You can request an instance of a type from the container using the get method:

class Foo {
}

let foo = container.get(Foo); // returns an instance of Foo.

In TypeScript, you'd probably want to cast the result of the get method:

class Foo {
}

let foo = <Foo>container.get(Foo); // returns an instance of Foo.

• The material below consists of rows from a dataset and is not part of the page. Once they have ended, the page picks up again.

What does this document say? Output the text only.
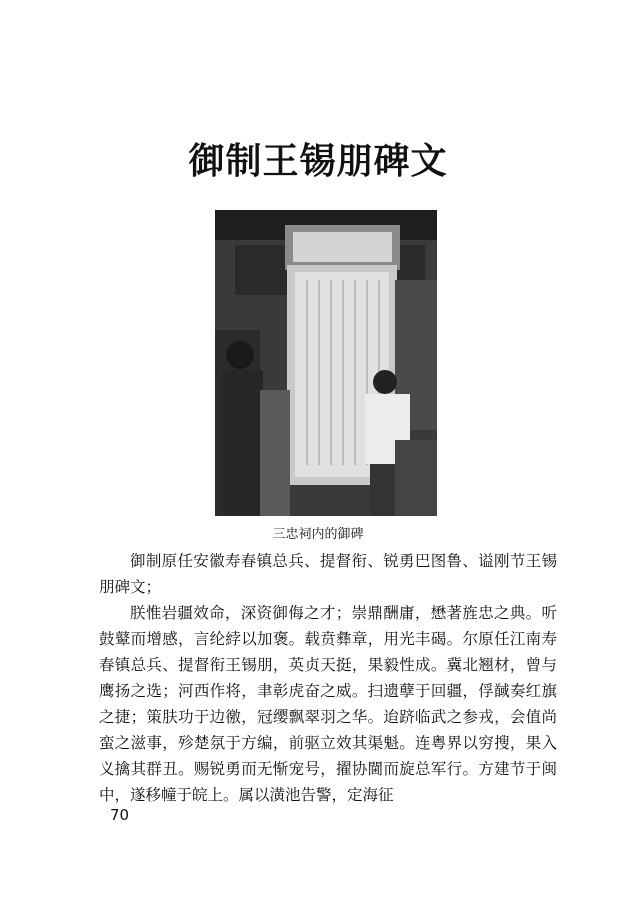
御制王锡朋碑文
三忠祠内的御碑

御制原任安徽寿春镇总兵、提督衔、锐勇巴图鲁、谥刚节王锡朋碑文；

朕惟岩疆效命，深资御侮之才；崇鼎酬庸，懋著旌忠之典。听鼓鼙而增感，言纶綍以加褒。载贲彝章，用光丰碣。尔原任江南寿春镇总兵、提督衔王锡朋，英贞天挺，果毅性成。冀北翘材，曾与鹰扬之选；河西作将，聿彰虎奋之威。扫遗孽于回疆，俘馘奏红旗之捷；策肤功于边徼，冠缨飘翠羽之华。迨跻临武之参戎，会值尚蛮之滋事，殄楚氛于方编，前驱立效其渠魁。连粤界以穷搜，果入义擒其群丑。赐锐勇而无惭宠号，擢协閫而旋总军行。方建节于闽中，遂移幢于皖上。属以潢池告警，定海征

70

If you have multiple types that implement a particular interface, register the appropriate implementation at app startup:

// interface
class FooService {
  getFoos(): Promise<Foo[]> {
    throw new Error('not implemented'); 
  }
}

class HttpFooService {
  getFoos(): Promise<Foo[]> {
    return fetch('https://api.evilcorp.com/foos')
      .then(response => response.json());
  }
}

class MockFooService {
  getFoos(): Promise<Foo[]> {
    return Promise.resolve([new Foo()]);
  }
}

// app startup... configure the container...
if (TEST) {
  container.registerHandler(FooService, c => c.get(MockFooService));
  // or: container.registerInstance(FooService, new MockFooService());
} else {
  container.registerHandler(FooService, c => c.get(HttpFooService));
  // or: container.registerInstance(FooService, new HttpFooService());
}

// now when you @inject(Foo) or container.get(Foo) you'll get an instance of MockFooService or HttpFooService, depending on what you registered.
let foo = container.get(Foo); // returns an instance of MockFooService/HttpFooService.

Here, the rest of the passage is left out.